Paul Haas Wahrscheinlich dieselben wie anderswo auch. Kleinere Verbrennungen und Schnitte gehören für uns zur Tagesordnung. Es bieten sich fast täglich irgendwelche kleinen Anekdoten, worüber man später lachen kann. Vielleicht. Gottlob sind bislang nur wenige größere Unfälle passiert. Wir führen ein ganz tolles Verhältnis zu all unseren Mitarbeitern. Einzelne Geschichten sind eben einfach situationsbedingt komisch. Wer in diesem Beruf arbeitet, sollte wissen, dass man eben auch bei Schnee und Regen draußen ist. Das man arbeitet, bis man die Finger nicht mehr spürt oder die Unterhose nass werden kann. Das bei 35 Grad die Wassermenge von sechs Litern Schweiß zu schaffen ist. Wie fast überall liebt man diesen Job, oder man hasst ihn. Hier merkt man das dann aber sehr schnell.
Was sagt eigentlich der „Enkel des Unternehmers“ zu der Idee in Ihrem Internet-Auftritt, den „Traditionsbetrieb fortzusetzen“? Dürfte es auch eine Enkelin sein?

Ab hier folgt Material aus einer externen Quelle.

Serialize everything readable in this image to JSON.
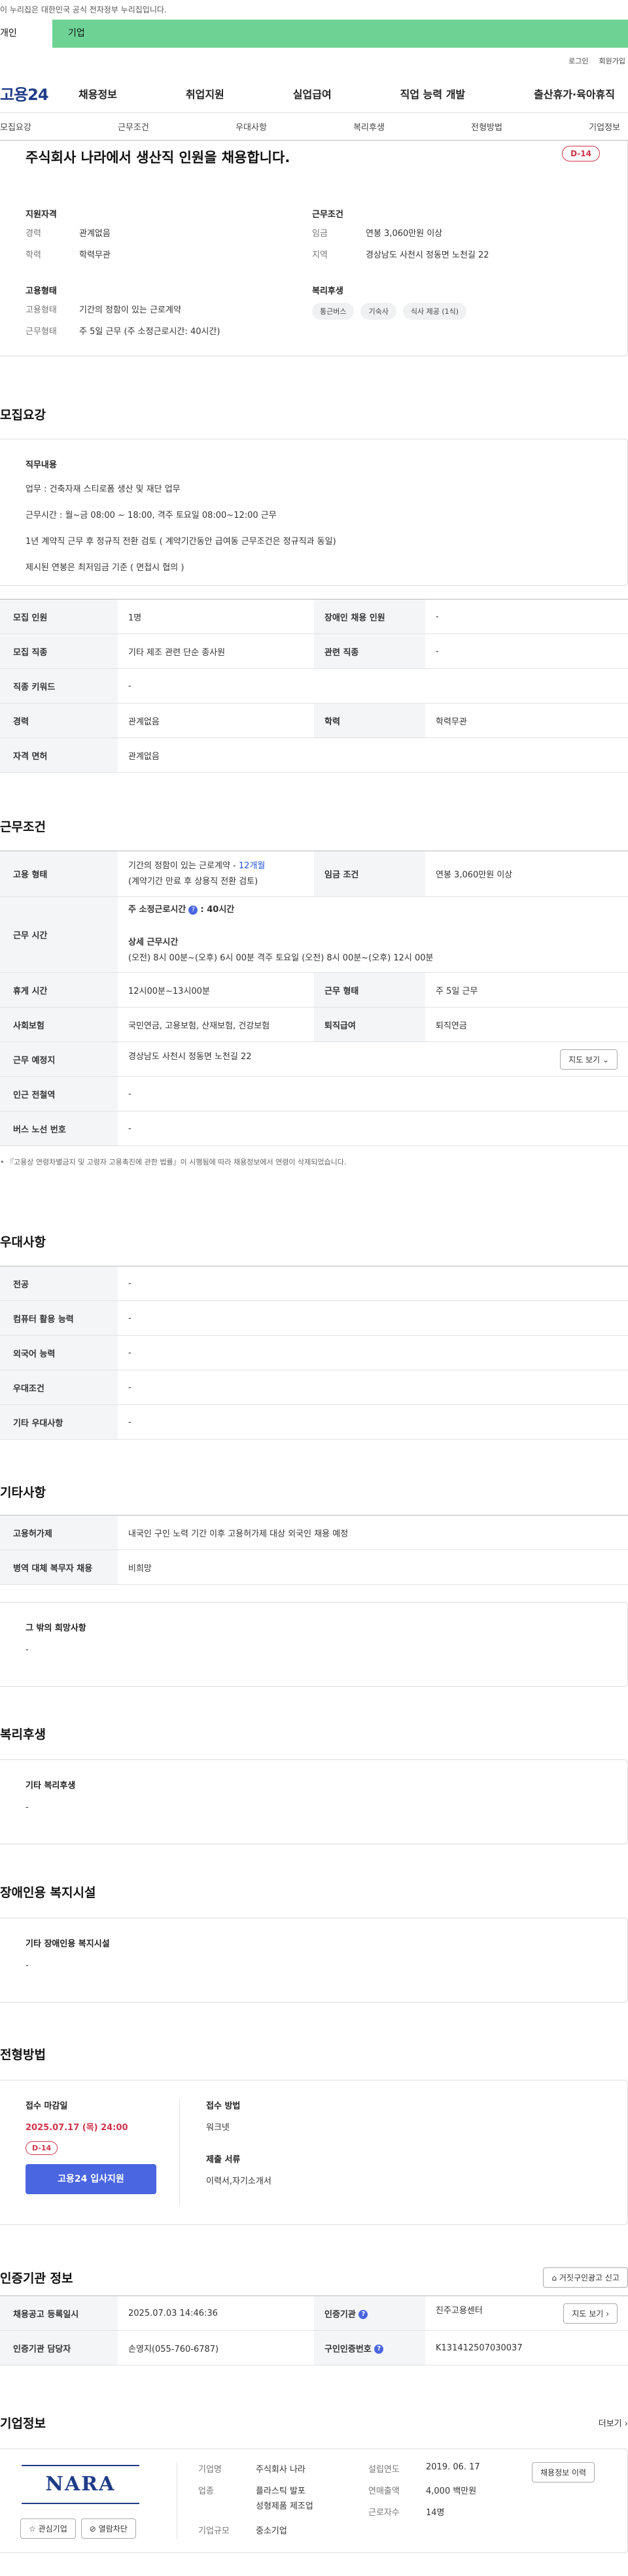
{
  "gov_notice": "이 누리집은 대한민국 공식 전자정부 누리집입니다.",
  "user_tabs": [
    "개인",
    "기업"
  ],
  "util_links": [
    "로그인",
    "회원가입"
  ],
  "logo": "고용24",
  "gnb": [
    "채용정보",
    "취업지원",
    "실업급여",
    "직업 능력 개발",
    "출산휴가·육아휴직"
  ],
  "subtabs": [
    "모집요강",
    "근무조건",
    "우대사항",
    "복리후생",
    "전형방법",
    "기업정보"
  ],
  "summary": {
    "title": "주식회사 나라에서 생산직 인원을 채용합니다.",
    "dday": "D-14",
    "qual_h": "지원자격",
    "career_k": "경력",
    "career_v": "관계없음",
    "edu_k": "학력",
    "edu_v": "학력무관",
    "emp_h": "고용형태",
    "emp_k": "고용형태",
    "emp_v": "기간의 정함이 있는 근로계약",
    "work_k": "근무형태",
    "work_v": "주 5일 근무 (주 소정근로시간: 40시간)",
    "cond_h": "근무조건",
    "wage_k": "임금",
    "wage_v": "연봉 3,060만원 이상",
    "region_k": "지역",
    "region_v": "경상남도 사천시 정동면 노천길 22",
    "welfare_h": "복리후생",
    "chips": [
      "통근버스",
      "기숙사",
      "식사 제공 (1식)"
    ]
  },
  "recruit": {
    "title": "모집요강",
    "duty_h": "직무내용",
    "duty_lines": [
      "업무 : 건축자재 스티로폼 생산 및 재단 업무",
      "근무시간 : 월~금  08:00 ~ 18:00, 격주 토요일 08:00~12:00  근무",
      "1년 계약직 근무 후 정규직 전환 검토 ( 계약기간동안 급여동 근무조건은 정규직과 동일)",
      "제시된 연봉은 최저임금 기준 ( 면접시 협의 )"
    ],
    "rows": {
      "r1k": "모집 인원",
      "r1v": "1명",
      "r1k2": "장애인 채용 인원",
      "r1v2": "-",
      "r2k": "모집 직종",
      "r2v": "기타 제조 관련 단순 종사원",
      "r2k2": "관련 직종",
      "r2v2": "-",
      "r3k": "직종 키워드",
      "r3v": "-",
      "r4k": "경력",
      "r4v": "관계없음",
      "r4k2": "학력",
      "r4v2": "학력무관",
      "r5k": "자격 면허",
      "r5v": "관계없음"
    }
  },
  "conditions": {
    "title": "근무조건",
    "emp_k": "고용 형태",
    "emp_v1": "기간의 정함이 있는 근로계약 - ",
    "emp_v1b": "12개월",
    "emp_v2": "(계약기간 만료 후 상용직 전환 검토)",
    "wage_k": "임금 조건",
    "wage_v": "연봉 3,060만원 이상",
    "hours_k": "근무 시간",
    "hours_a": "주 소정근로시간",
    "hours_a2": ": 40시간",
    "hours_b": "상세 근무시간",
    "hours_c": "(오전) 8시 00분~(오후) 6시 00분 격주 토요일 (오전) 8시 00분~(오후) 12시 00분",
    "rest_k": "휴게 시간",
    "rest_v": "12시00분~13시00분",
    "wtype_k": "근무 형태",
    "wtype_v": "주 5일 근무",
    "ins_k": "사회보험",
    "ins_v": "국민연금, 고용보험, 산재보험, 건강보험",
    "ret_k": "퇴직급여",
    "ret_v": "퇴직연금",
    "loc_k": "근무 예정지",
    "loc_v": "경상남도 사천시 정동면 노천길 22",
    "map_btn": "지도 보기",
    "sub_k": "인근 전철역",
    "sub_v": "-",
    "bus_k": "버스 노선 번호",
    "bus_v": "-",
    "note": "『고용상 연령차별금지 및 고령자 고용촉진에 관한 법률』이 시행됨에 따라 채용정보에서 연령이 삭제되었습니다."
  },
  "pref": {
    "title": "우대사항",
    "rows": [
      [
        "전공",
        "-"
      ],
      [
        "컴퓨터 활용 능력",
        "-"
      ],
      [
        "외국어 능력",
        "-"
      ],
      [
        "우대조건",
        "-"
      ],
      [
        "기타 우대사항",
        "-"
      ]
    ]
  },
  "etc": {
    "title": "기타사항",
    "r1k": "고용허가제",
    "r1v": "내국인 구인 노력 기간 이후 고용허가제 대상 외국인 채용 예정",
    "r2k": "병역 대체 복무자 채용",
    "r2v": "비희망",
    "box_h": "그 밖의 희망사항",
    "box_v": "-"
  },
  "welfare": {
    "title": "복리후생",
    "box_h": "기타 복리후생",
    "box_v": "-"
  },
  "disab": {
    "title": "장애인용 복지시설",
    "box_h": "기타 장애인용 복지시설",
    "box_v": "-"
  },
  "selection": {
    "title": "전형방법",
    "deadline_h": "접수 마감일",
    "deadline_v": "2025.07.17 (목) 24:00",
    "dday": "D-14",
    "apply_btn": "고용24 입사지원",
    "method_h": "접수 방법",
    "method_v": "워크넷",
    "docs_h": "제출 서류",
    "docs_v": "이력서,자기소개서"
  },
  "agency": {
    "title": "인증기관 정보",
    "report_btn": "거짓구인광고 신고",
    "reg_k": "채용공고 등록일시",
    "reg_v": "2025.07.03 14:46:36",
    "org_k": "인증기관",
    "org_v": "진주고용센터",
    "map_btn": "지도 보기",
    "mgr_k": "인증기관 담당자",
    "mgr_v": "손영지(055-760-6787)",
    "no_k": "구인인증번호",
    "no_v": "K131412507030037"
  },
  "company": {
    "title": "기업정보",
    "more": "더보기",
    "logo": "NARA",
    "fav_btn": "관심기업",
    "block_btn": "열람차단",
    "name_k": "기업명",
    "name_v": "주식회사 나라",
    "ind_k": "업종",
    "ind_v1": "플라스틱 발포",
    "ind_v2": "성형제품 제조업",
    "size_k": "기업규모",
    "size_v": "중소기업",
    "est_k": "설립연도",
    "est_v": "2019. 06. 17",
    "sales_k": "연매출액",
    "sales_v": "4,000 백만원",
    "emp_k": "근로자수",
    "emp_v": "14명",
    "hist_btn": "채용정보 이력"
  }
}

Paul Haas Prinzipiell darf es natürlich eine Enkelin sein. Man wird sehen, wie sich die zukünftige Nachfolge weiterentwickelt. Wer weiß schon mit acht oder neun Jahren, was man später einmal machen möchte? Ich glaube, keines der Enkelkinder meines Vaters ist ungern hier unten. So ein Betriebsgelände mit all den tollen Maschinen lässt natürlich so ein Kinderherz höherschlagen und bietet uns als Betrieb die Möglichkeit, die Werbetrommel für das Dachdecker-Handwerk innerhalb der Familie zu rühren. Folglich sind alle mit einem gewissen handwerklichen Geschick gesegnet. In unserer großen Familie bietet sich da auf jeden Fall Potenzial. Wichtig ist später, dass man liebt, was man tut. Einzig und allein das zählt.